“Why you for the job? Or why do I want you after everything you’ve done to me?”
“The job.” The answer to the other was ‘control.’ She’d learned that months ago.
“Because you can hide what you are so damn well now, Silver. That’s a good trick. And you came in long after Ace and his father left the Pride. He won’t know you. You’re unregistered. All you have to do is play innocent, and you’re the best at playing innocent, aren’t you, Silver?”
She bit the corner of her lip and watched a tall man built like a brick house duck under the Grand Opening sign.
“Say yes sir again,” he ground out.
“Yes sir,” she said automatically.
“Good. Now go shove your tits in Captain’s face. It’s your talent. Just need you around the Crew for a couple of weeks, and feed me the information I need, and then you can come home to a hero’s welcome. The shun will be lifted if you do well enough. This is your chance, Silver.”
“My chance,” she repeated softly.
“Your chance to prove you are no longer a traitor.”
The line clicked and went blank, and she poked the icon that opened the tracking application on her phone. Rook was still in Pride territory. He could see her whereabouts too, so she didn’t really know why he had asked if she was here yet. He had an eye on everything she did. She liked to check the tracking application to make sure he was far away from here still.
Okay, this was her chance. Maybe if she did this, people in the Pride would start talking to her again. Maybe she could eat with the others. Maybe people would hug her and settle the loneliness her animal had been struggling with.
Rook was right. This was her chance.
Silver flipped down the visor mirror and checked her make-up, careful to not look at the big scar down the side of her face that announced to the world that she had betrayed her people.
That scar was her biggest shame.
Silver cut the engine, pushed the door open and clutched her purse closer to her side as she strode across the freshly laid gravel of the parking lot.
Moosey’s BBQ was a restaurant and gas station combination. Ace Holland, the true King of the Holland Pride, would be working on the gas station side, but he wasn’t the reason she was here. She wasn’t here to kill him. That time had not come. The Pride would exact their revenge on him eventually. She was here to do recon on his entire Crew, because to a King like Rook, it wasn’t enough to kill for vengeance. He would make Ace watch everyone he loved die first.
Captain Walker was the brother of the Alpha of the Fastlanders, and a grizzly shifter. She had studied his online shifter registration, and gathered as much on him as she could. Grizzlies were intimidating for a couple of reasons. One, their animals were enormous and the aggression went to a level-ten as soon as they shifted. Two, most of them lacked the control of a lion shifter. Volatile shifters were just a dangerous beast to mess with, and here she was, on her way to grab one’s attention.
Captain was the pit-master for the barbecue side of this new business.
She hated the way her hands shook as she reached for the door handle. She’d heard so many stories of the shifters of Damon’s Mountains, and none of them encouraged trying to bring down one of them. Getting the attention of the Blue Dragon, Damon Daye, who protected these Crews was a horrible idea, so she would need to be very careful here.
Inside of Moosey’s, she looked around, taking in her surroundings, making notes of all the exits.
The garage hangers were open, because it was a warm day, if a little cloudy. There were rows of picnic tables covered in checkered red and white table cloths.

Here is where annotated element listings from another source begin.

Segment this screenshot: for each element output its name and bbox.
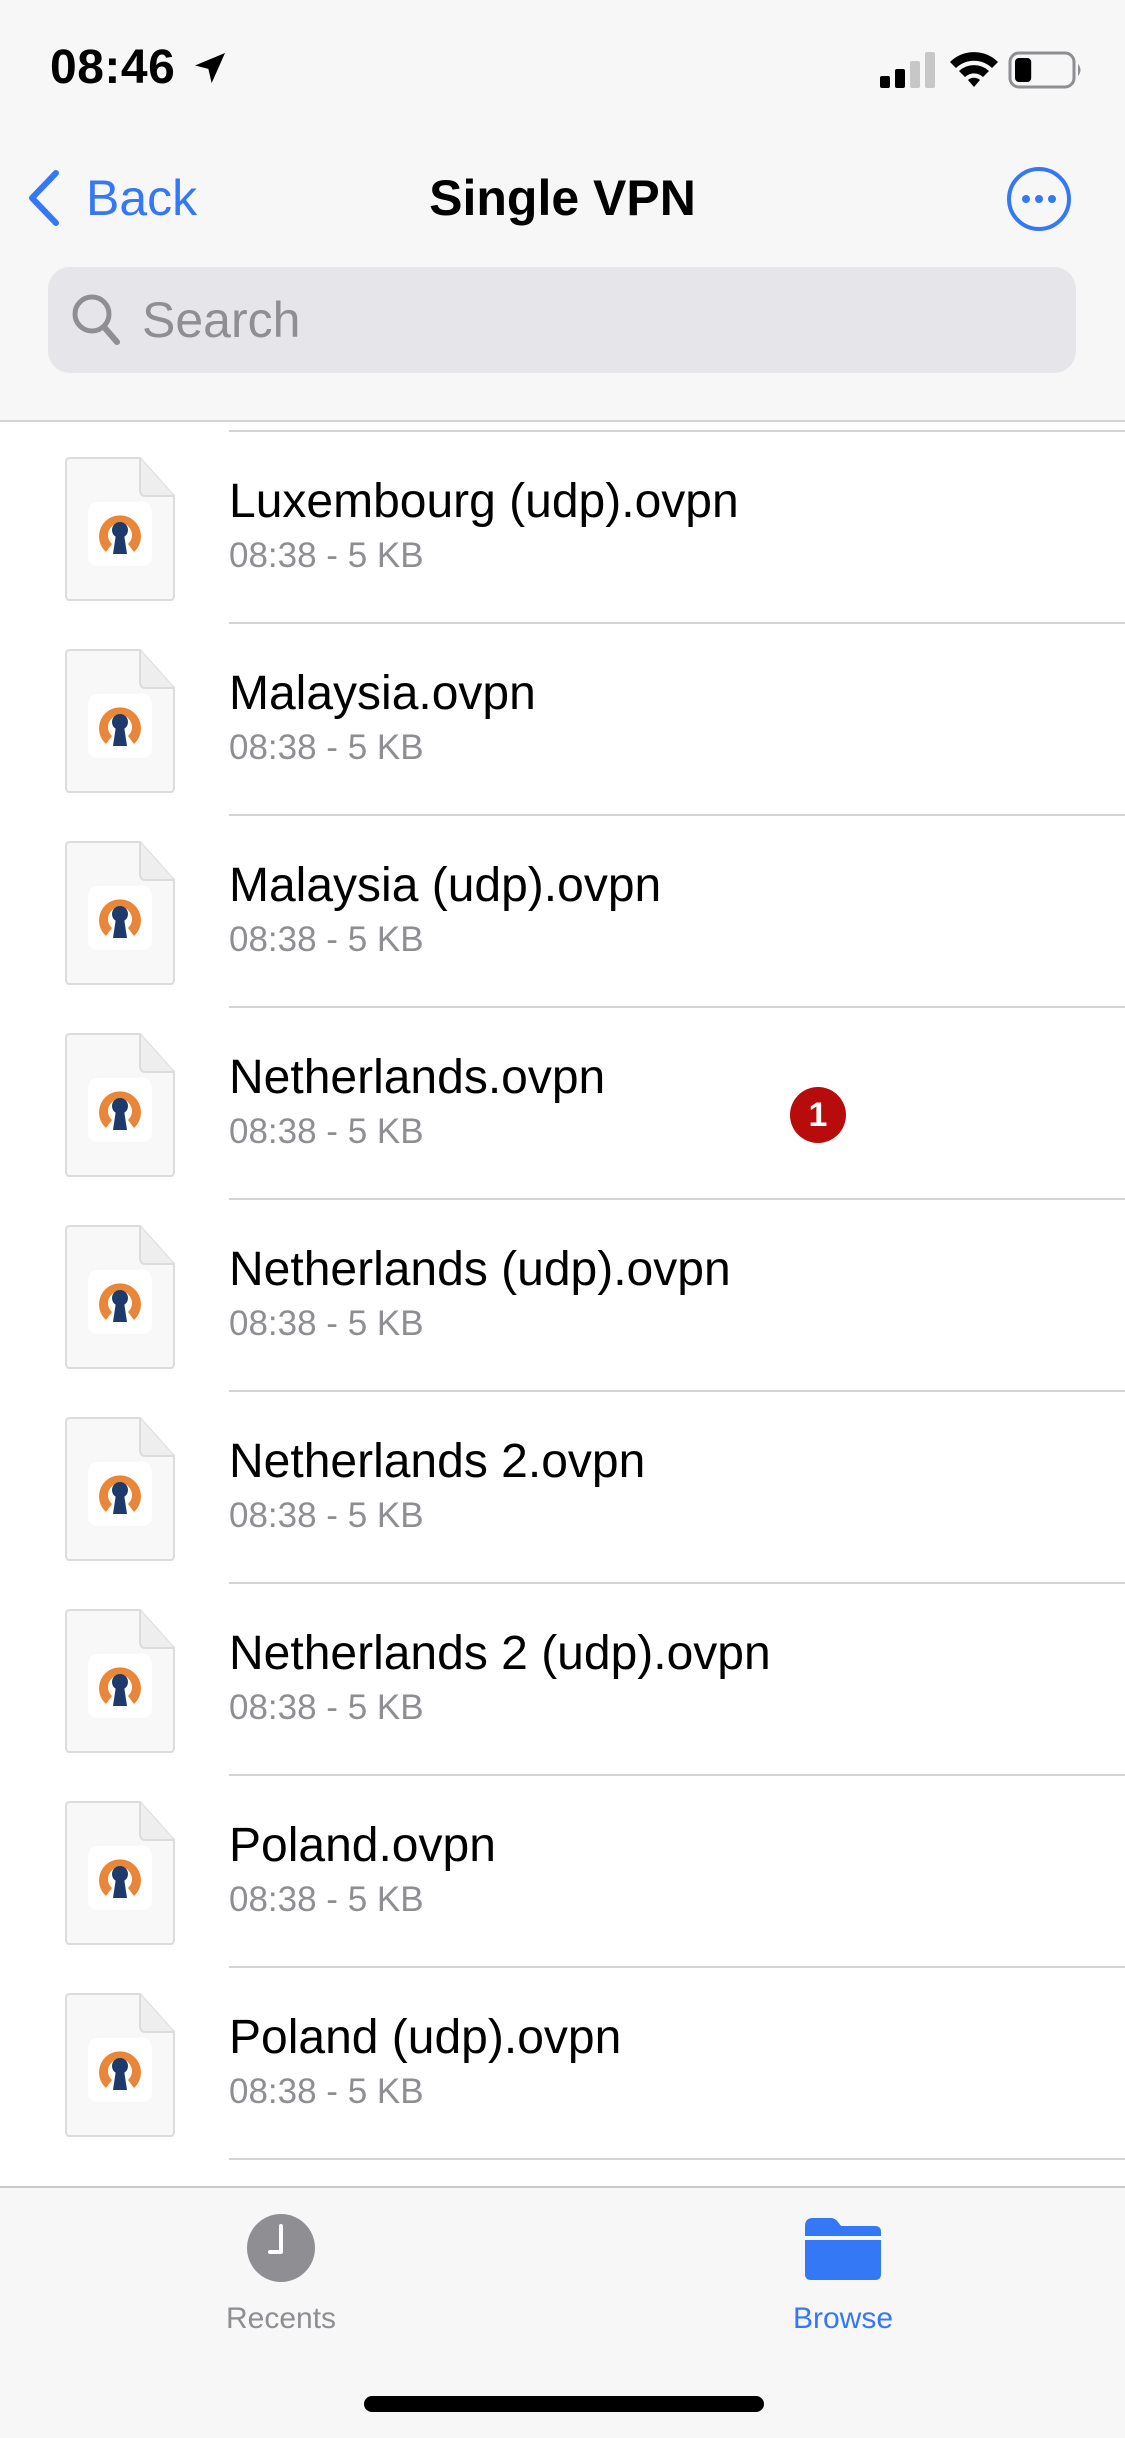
file-row[interactable]: Netherlands.ovpn 08:38 - 5 KB 1 <box>0 1008 1125 1200</box>
file-name: Poland.ovpn <box>229 1819 496 1872</box>
file-row[interactable]: Netherlands 2 (udp).ovpn 08:38 - 5 KB <box>0 1584 1125 1776</box>
chevron-left-icon <box>29 170 59 226</box>
ovpn-file-icon <box>65 457 175 601</box>
file-name: Netherlands (udp).ovpn <box>229 1243 731 1296</box>
tab-recents-label: Recents <box>225 2302 337 2335</box>
file-meta: 08:38 - 5 KB <box>229 1112 424 1151</box>
back-label: Back <box>86 170 198 226</box>
file-name: Luxembourg (udp).ovpn <box>229 475 739 528</box>
file-name: Netherlands 2 (udp).ovpn <box>229 1627 771 1680</box>
file-meta: 08:38 - 5 KB <box>229 1880 424 1919</box>
file-name: Netherlands 2.ovpn <box>229 1435 646 1488</box>
tab-browse[interactable]: Browse <box>703 2212 983 2336</box>
ovpn-file-icon <box>65 1993 175 2137</box>
ovpn-file-icon <box>65 1417 175 1561</box>
file-name: Poland (udp).ovpn <box>229 2011 622 2064</box>
file-meta: 08:38 - 5 KB <box>229 536 424 575</box>
file-meta: 08:38 - 5 KB <box>229 1304 424 1343</box>
ovpn-file-icon <box>65 841 175 985</box>
signal-bar <box>925 52 935 88</box>
search-bar[interactable] <box>48 267 1076 373</box>
ovpn-file-icon <box>65 1225 175 1369</box>
notification-badge: 1 <box>790 1087 846 1143</box>
file-row[interactable]: Netherlands (udp).ovpn 08:38 - 5 KB <box>0 1200 1125 1392</box>
more-options-button[interactable] <box>1006 166 1072 232</box>
signal-bar <box>880 76 890 88</box>
file-name: Malaysia (udp).ovpn <box>229 859 662 912</box>
back-button[interactable]: Back <box>26 168 197 228</box>
folder-icon <box>805 2218 881 2280</box>
wifi-icon <box>950 52 998 87</box>
ovpn-file-icon <box>65 1609 175 1753</box>
ovpn-file-icon <box>65 1801 175 1945</box>
file-row[interactable]: Luxembourg (udp).ovpn 08:38 - 5 KB <box>0 432 1125 624</box>
signal-bar <box>910 61 920 88</box>
search-input[interactable] <box>140 290 1044 350</box>
file-meta: 08:38 - 5 KB <box>229 1496 424 1535</box>
signal-bar <box>895 69 905 88</box>
tab-browse-label: Browse <box>792 2302 894 2335</box>
file-meta: 08:38 - 5 KB <box>229 1688 424 1727</box>
file-name: Netherlands.ovpn <box>229 1051 606 1104</box>
battery-icon <box>1008 51 1081 89</box>
file-row[interactable]: Malaysia (udp).ovpn 08:38 - 5 KB <box>0 816 1125 1008</box>
file-row[interactable]: Poland (udp).ovpn 08:38 - 5 KB <box>0 1968 1125 2160</box>
tab-recents[interactable]: Recents <box>141 2212 421 2336</box>
file-name: Malaysia.ovpn <box>229 667 536 720</box>
file-row[interactable]: Poland.ovpn 08:38 - 5 KB <box>0 1776 1125 1968</box>
file-row[interactable]: Malaysia.ovpn 08:38 - 5 KB <box>0 624 1125 816</box>
file-meta: 08:38 - 5 KB <box>229 2072 424 2111</box>
status-time: 08:46 <box>50 41 176 94</box>
clock-icon <box>247 2214 315 2282</box>
file-meta: 08:38 - 5 KB <box>229 728 424 767</box>
ovpn-file-icon <box>65 1033 175 1177</box>
search-icon <box>72 294 120 345</box>
file-row[interactable]: Netherlands 2.ovpn 08:38 - 5 KB <box>0 1392 1125 1584</box>
file-list: Luxembourg (udp).ovpn 08:38 - 5 KB Malay… <box>0 432 1125 2160</box>
row-divider <box>229 2158 1125 2160</box>
home-indicator[interactable] <box>364 2396 764 2412</box>
location-arrow-icon <box>195 53 225 83</box>
navigation-header: 08:46 Back Single VPN <box>0 0 1125 422</box>
cellular-signal-icon <box>880 52 935 88</box>
ovpn-file-icon <box>65 649 175 793</box>
file-meta: 08:38 - 5 KB <box>229 920 424 959</box>
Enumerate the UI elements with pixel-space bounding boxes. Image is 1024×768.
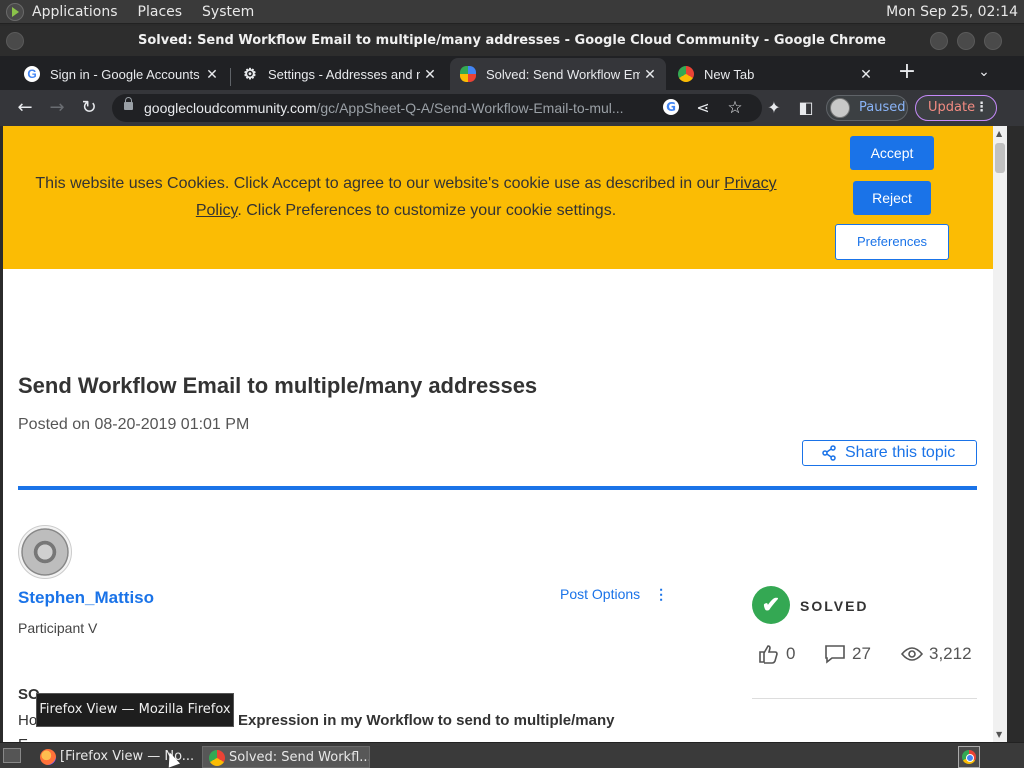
- extensions-puzzle-icon[interactable]: ✦: [762, 96, 786, 120]
- update-button[interactable]: Update ⋮: [915, 95, 997, 121]
- tab-label: Sign in - Google Accounts: [50, 66, 200, 82]
- chrome-icon: [209, 750, 225, 766]
- share-icon: [822, 445, 836, 461]
- share-topic-button[interactable]: Share this topic: [802, 440, 977, 466]
- minimize-icon[interactable]: [930, 32, 948, 50]
- google-g-icon: G: [24, 66, 40, 82]
- lock-icon[interactable]: [124, 97, 133, 110]
- window-title: Solved: Send Workflow Email to multiple/…: [138, 33, 886, 48]
- bookmark-star-icon[interactable]: ☆: [723, 96, 747, 120]
- cookie-preferences-button[interactable]: Preferences: [835, 224, 949, 260]
- url-path: /gc/AppSheet-Q-A/Send-Workflow-Email-to-…: [316, 100, 624, 116]
- author-rank: Participant V: [18, 620, 98, 636]
- privacy-policy-link-2[interactable]: Policy: [196, 202, 238, 219]
- replies-count[interactable]: 27: [824, 644, 871, 664]
- cookie-text-part: This website uses Cookies. Click Accept …: [35, 175, 725, 192]
- tab-settings[interactable]: ⚙ Settings - Addresses and m ✕: [232, 58, 446, 90]
- author-link[interactable]: Stephen_Mattiso: [18, 588, 154, 608]
- tab-label: Settings - Addresses and m: [268, 66, 420, 82]
- privacy-policy-link[interactable]: Privacy: [724, 175, 776, 192]
- cookie-message: This website uses Cookies. Click Accept …: [11, 170, 801, 224]
- likes-value: 0: [786, 644, 796, 663]
- side-panel-icon[interactable]: ◧: [794, 96, 818, 120]
- google-cloud-icon: [460, 66, 476, 82]
- cookie-text-part: . Click Preferences to customize your co…: [237, 202, 617, 219]
- url-host: googlecloudcommunity.com: [144, 100, 317, 116]
- toolbar: ← → ↻ googlecloudcommunity.com/gc/AppShe…: [0, 90, 1024, 126]
- post-options-button[interactable]: Post Options ⋮: [560, 586, 668, 603]
- reload-icon[interactable]: ↻: [77, 96, 101, 120]
- system-menu[interactable]: System: [202, 4, 254, 20]
- views-value: 3,212: [929, 644, 972, 663]
- cookie-banner: This website uses Cookies. Click Accept …: [3, 126, 993, 269]
- back-arrow-icon[interactable]: ←: [13, 96, 37, 120]
- tooltip: Firefox View — Mozilla Firefox: [36, 693, 234, 727]
- post-options-label: Post Options: [560, 586, 641, 602]
- tab-search-chevron-icon[interactable]: ⌄: [972, 60, 996, 84]
- posted-date: Posted on 08-20-2019 01:01 PM: [18, 416, 250, 433]
- applications-menu[interactable]: Applications: [32, 4, 118, 20]
- places-menu[interactable]: Places: [138, 4, 183, 20]
- close-tab-icon[interactable]: ✕: [640, 66, 660, 83]
- profile-paused-button[interactable]: Paused: [826, 95, 908, 121]
- taskbar-item-label: Solved: Send Workfl...: [229, 750, 370, 765]
- tab-strip: G Sign in - Google Accounts ✕ ⚙ Settings…: [0, 56, 1024, 90]
- post-body-bold: o” Expression in my Workflow to send to …: [217, 712, 615, 729]
- avatar: [830, 98, 850, 118]
- update-label: Update: [928, 100, 976, 115]
- tab-label: Solved: Send Workflow Em: [486, 66, 640, 82]
- kebab-menu-icon[interactable]: ⋮: [975, 96, 988, 120]
- maximize-icon[interactable]: [957, 32, 975, 50]
- show-desktop-icon[interactable]: [3, 748, 21, 763]
- scroll-thumb[interactable]: [995, 143, 1005, 173]
- chrome-tray-icon[interactable]: [958, 746, 980, 768]
- taskbar: [Firefox View — No... Solved: Send Workf…: [0, 742, 1024, 768]
- comment-icon: [825, 645, 845, 664]
- forward-arrow-icon[interactable]: →: [45, 96, 69, 120]
- accept-cookies-button[interactable]: Accept: [850, 136, 934, 170]
- window-border: [1007, 126, 1024, 742]
- chrome-icon: [678, 66, 694, 82]
- avatar[interactable]: [18, 525, 72, 579]
- divider: [752, 698, 977, 699]
- replies-value: 27: [852, 644, 871, 663]
- close-tab-icon[interactable]: ✕: [856, 66, 876, 83]
- scroll-up-icon[interactable]: ▲: [996, 129, 1002, 138]
- window-titlebar[interactable]: Solved: Send Workflow Email to multiple/…: [0, 26, 1024, 56]
- new-tab-plus-icon[interactable]: +: [895, 60, 919, 84]
- taskbar-item-chrome[interactable]: Solved: Send Workfl...: [202, 746, 370, 768]
- post-body-fragment: Ho: [18, 712, 38, 729]
- tab-sign-in[interactable]: G Sign in - Google Accounts ✕: [14, 58, 228, 90]
- reject-cookies-button[interactable]: Reject: [853, 181, 931, 215]
- share-icon[interactable]: ⋖: [691, 96, 715, 120]
- share-label: Share this topic: [845, 444, 956, 461]
- clock[interactable]: Mon Sep 25, 02:14: [886, 4, 1018, 20]
- close-tab-icon[interactable]: ✕: [420, 66, 440, 83]
- close-window-icon[interactable]: [984, 32, 1002, 50]
- gear-icon: ⚙: [243, 66, 257, 83]
- page-title: Send Workflow Email to multiple/many add…: [18, 373, 538, 398]
- page-scrollbar[interactable]: [993, 126, 1007, 742]
- google-lens-icon[interactable]: G: [659, 96, 683, 120]
- likes-count[interactable]: 0: [758, 644, 795, 664]
- scroll-down-icon[interactable]: ▼: [996, 730, 1002, 739]
- thumbs-up-icon: [759, 645, 778, 664]
- gnome-foot-icon[interactable]: [6, 2, 24, 21]
- tab-label: New Tab: [704, 66, 755, 82]
- kebab-menu-icon: ⋮: [654, 586, 668, 602]
- top-panel: Applications Places System Mon Sep 25, 0…: [0, 0, 1024, 24]
- firefox-icon: [40, 749, 56, 765]
- page-viewport: This website uses Cookies. Click Accept …: [3, 126, 993, 742]
- divider: [18, 486, 977, 490]
- solved-status: SOLVED: [800, 598, 869, 614]
- checkmark-icon: ✔: [752, 586, 790, 624]
- close-tab-icon[interactable]: ✕: [202, 66, 222, 83]
- profile-status: Paused: [859, 100, 906, 115]
- window-menu-icon[interactable]: [6, 32, 24, 50]
- tab-solved[interactable]: Solved: Send Workflow Em ✕: [450, 58, 666, 90]
- views-count: 3,212: [901, 644, 972, 664]
- eye-icon: [901, 647, 923, 661]
- tab-new-tab[interactable]: New Tab ✕: [668, 58, 882, 90]
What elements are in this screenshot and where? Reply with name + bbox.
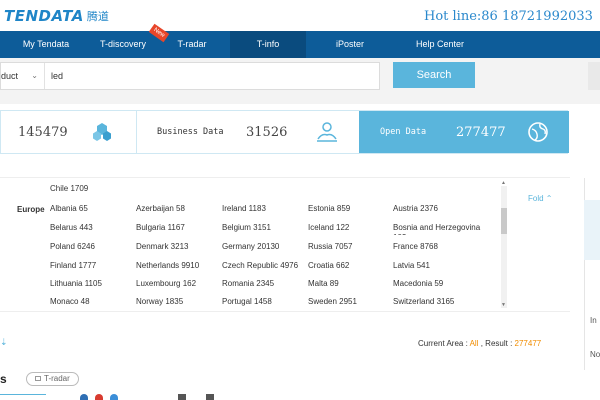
country-item[interactable]: Austria 2376 (393, 204, 438, 213)
country-item[interactable]: Norway 1835 (136, 297, 183, 306)
nav-iposter[interactable]: iPoster (306, 31, 394, 58)
country-item[interactable]: Portugal 1458 (222, 297, 272, 306)
country-item[interactable]: Switzerland 3165 (393, 297, 454, 306)
country-item[interactable]: Estonia 859 (308, 204, 350, 213)
nav-t-info[interactable]: T-info (230, 31, 306, 58)
country-item[interactable]: Denmark 3213 (136, 242, 188, 251)
main-nav: My Tendata T-discovery New T-radar T-inf… (0, 23, 600, 58)
fold-button[interactable]: Fold ⌃ (528, 194, 553, 203)
result-label: , Result : (480, 339, 513, 348)
header: TENDATA 腾道 Hot line:86 18721992033 (0, 0, 600, 30)
search-row: duct ⌄ Search (0, 58, 600, 104)
country-item[interactable]: Belarus 443 (50, 223, 93, 232)
region-label: Europe (17, 205, 45, 214)
current-area-label: Current Area : (418, 339, 468, 348)
country-item[interactable]: Poland 6246 (50, 242, 95, 251)
chevron-up-icon: ⌃ (545, 194, 553, 203)
nav-label: T-radar (177, 39, 207, 49)
logo-cn-text: 腾道 (86, 10, 109, 23)
current-area-value[interactable]: All (470, 339, 479, 348)
social-icon[interactable] (80, 394, 88, 400)
country-item[interactable]: Bosnia and Herzegovina 102 (393, 223, 483, 235)
stat-first-value: 145479 (18, 124, 68, 140)
country-item[interactable]: Albania 65 (50, 204, 88, 213)
scroll-down-icon[interactable]: ▼ (501, 302, 506, 308)
social-icon[interactable] (95, 394, 103, 400)
side-tab-strip[interactable] (584, 200, 600, 260)
country-item[interactable]: Chile 1709 (50, 184, 88, 193)
country-item[interactable]: Ireland 1183 (222, 204, 266, 213)
chip-icon (35, 376, 41, 382)
social-icon[interactable] (110, 394, 118, 400)
country-item[interactable]: Iceland 122 (308, 223, 349, 232)
nav-my-tendata[interactable]: My Tendata (0, 31, 92, 58)
hotline: Hot line:86 18721992033 (424, 9, 593, 24)
search-type-value: duct (1, 71, 19, 81)
country-item[interactable]: Netherlands 9910 (136, 261, 199, 270)
logo-text: TENDATA (4, 7, 84, 25)
stat-open[interactable]: Open Data 277477 (359, 111, 569, 153)
search-input[interactable] (51, 66, 371, 86)
edge-fragment: In (590, 316, 597, 325)
edge-fragment: No (590, 350, 600, 359)
nav-help-center[interactable]: Help Center (394, 31, 486, 58)
scrollbar-thumb[interactable] (501, 208, 507, 234)
nav-label: Help Center (415, 39, 465, 49)
stat-business[interactable]: Business Data 31526 (137, 111, 359, 153)
handshake-user-icon (317, 122, 337, 142)
hexagon-icon (93, 123, 111, 141)
nav-t-radar[interactable]: T-radar (154, 31, 230, 58)
chevron-down-icon: ⌄ (31, 71, 38, 80)
stat-open-value: 277477 (456, 124, 506, 140)
stat-business-label: Business Data (157, 127, 224, 137)
nav-label: My Tendata (22, 39, 70, 49)
country-item[interactable]: France 8768 (393, 242, 438, 251)
nav-label: T-discovery (99, 39, 146, 49)
search-button[interactable]: Search (393, 62, 475, 88)
toolbar-icon[interactable] (178, 394, 186, 400)
country-item[interactable]: Croatia 662 (308, 261, 349, 270)
country-item[interactable]: Romania 2345 (222, 279, 274, 288)
current-area: Current Area : All , Result : 277477 (418, 339, 541, 348)
globe-icon (528, 122, 548, 142)
search-type-select[interactable]: duct ⌄ (1, 63, 45, 89)
tendata-logo[interactable]: TENDATA 腾道 (4, 6, 109, 26)
country-item[interactable]: Sweden 2951 (308, 297, 357, 306)
country-item[interactable]: Germany 20130 (222, 242, 279, 251)
country-item[interactable]: Malta 89 (308, 279, 339, 288)
chip-label: T-radar (44, 374, 70, 383)
side-tab[interactable] (588, 62, 600, 90)
country-item[interactable]: Belgium 3151 (222, 223, 271, 232)
country-item[interactable]: Luxembourg 162 (136, 279, 196, 288)
stat-business-value: 31526 (246, 124, 288, 140)
scrollbar-track[interactable] (501, 186, 507, 308)
country-item[interactable]: Latvia 541 (393, 261, 430, 270)
nav-label: T-info (256, 39, 280, 49)
sort-down-icon[interactable]: ⇣ (0, 337, 8, 348)
country-item[interactable]: Lithuania 1105 (50, 279, 102, 288)
search-box: duct ⌄ (0, 62, 380, 90)
scroll-up-icon[interactable]: ▲ (501, 180, 506, 186)
stats-strip: 145479 Business Data 31526 Open Data 277… (0, 110, 569, 154)
cut-off-link[interactable] (0, 394, 46, 400)
country-item[interactable]: Azerbaijan 58 (136, 204, 185, 213)
section-title: s (0, 372, 7, 386)
country-item[interactable]: Monaco 48 (50, 297, 90, 306)
country-item[interactable]: Finland 1777 (50, 261, 96, 270)
toolbar-icon[interactable] (206, 394, 214, 400)
fold-label: Fold (528, 194, 544, 203)
country-item[interactable]: Macedonia 59 (393, 279, 443, 288)
stat-open-label: Open Data (380, 127, 427, 137)
country-item[interactable]: Bulgaria 1167 (136, 223, 185, 232)
result-row: ⇣ Current Area : All , Result : 277477 (0, 330, 570, 356)
country-item[interactable]: Czech Republic 4976 (222, 261, 298, 270)
result-value: 277477 (514, 339, 542, 348)
country-panel: Chile 1709 Europe Fold ⌃ Albania 65 Azer… (0, 177, 570, 312)
nav-t-discovery[interactable]: T-discovery New (92, 23, 170, 58)
stat-first[interactable]: 145479 (1, 111, 137, 153)
t-radar-chip[interactable]: T-radar (26, 372, 79, 386)
nav-label: iPoster (335, 39, 364, 49)
country-item[interactable]: Russia 7057 (308, 242, 352, 251)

There was indoor seating, with an exit to a porch off the side of the building. Her stomach growled at the delicious scent of barbecue smoke, pork ribs, brisket, and buttered corn. The place was crowded, and she pushed up on her toes to see around the line of people that stood in front of a counter.
There were two women working at the cash registers, and a couple of men filling orders and stacking trays of barbecue next to the registers as the women entered in the orders. Farther in the back, a giant barbecue smoker was open but she couldn’t see anyone there. Perhaps Captain was taking a break.
Silver had that spine-tingling feeling that someone was watching her, so she lowered back down off her tiptoes and glanced around, sure to keep her face soft and friendly.
There was a picnic table of people over in the corner and one of the women’s bright green eyes were on her, but she was in the middle of talking to the person across from her, and she didn’t seem to have her attention focused on Silver.
The woman looked back at her friend and belted out one of those throw-your-head-back laughs, and Silver found herself watching so intently. People really laughed like that—like they had no worries in the world.
How strange.
Her stomach growled again. Might as well get some food and check this place out while Captain was on his break, or whatever he was doing. What if he wasn’t working today?
No, that wouldn’t make sense. It was the first week of Moosey’s being open, and the Fastlanders had a big hand in the business. He was the pitmaster. Even if they were training new hires, the pitmaster wouldn’t miss the first week, surely.
She meandered to the back of the line, and gave a tight-lipped smile to a man who stood in front of her. He smiled back. Silver dropped her gaze and then pulled her phone out, just to avoid conversation.
“That’s a shy-girl move,” the man said.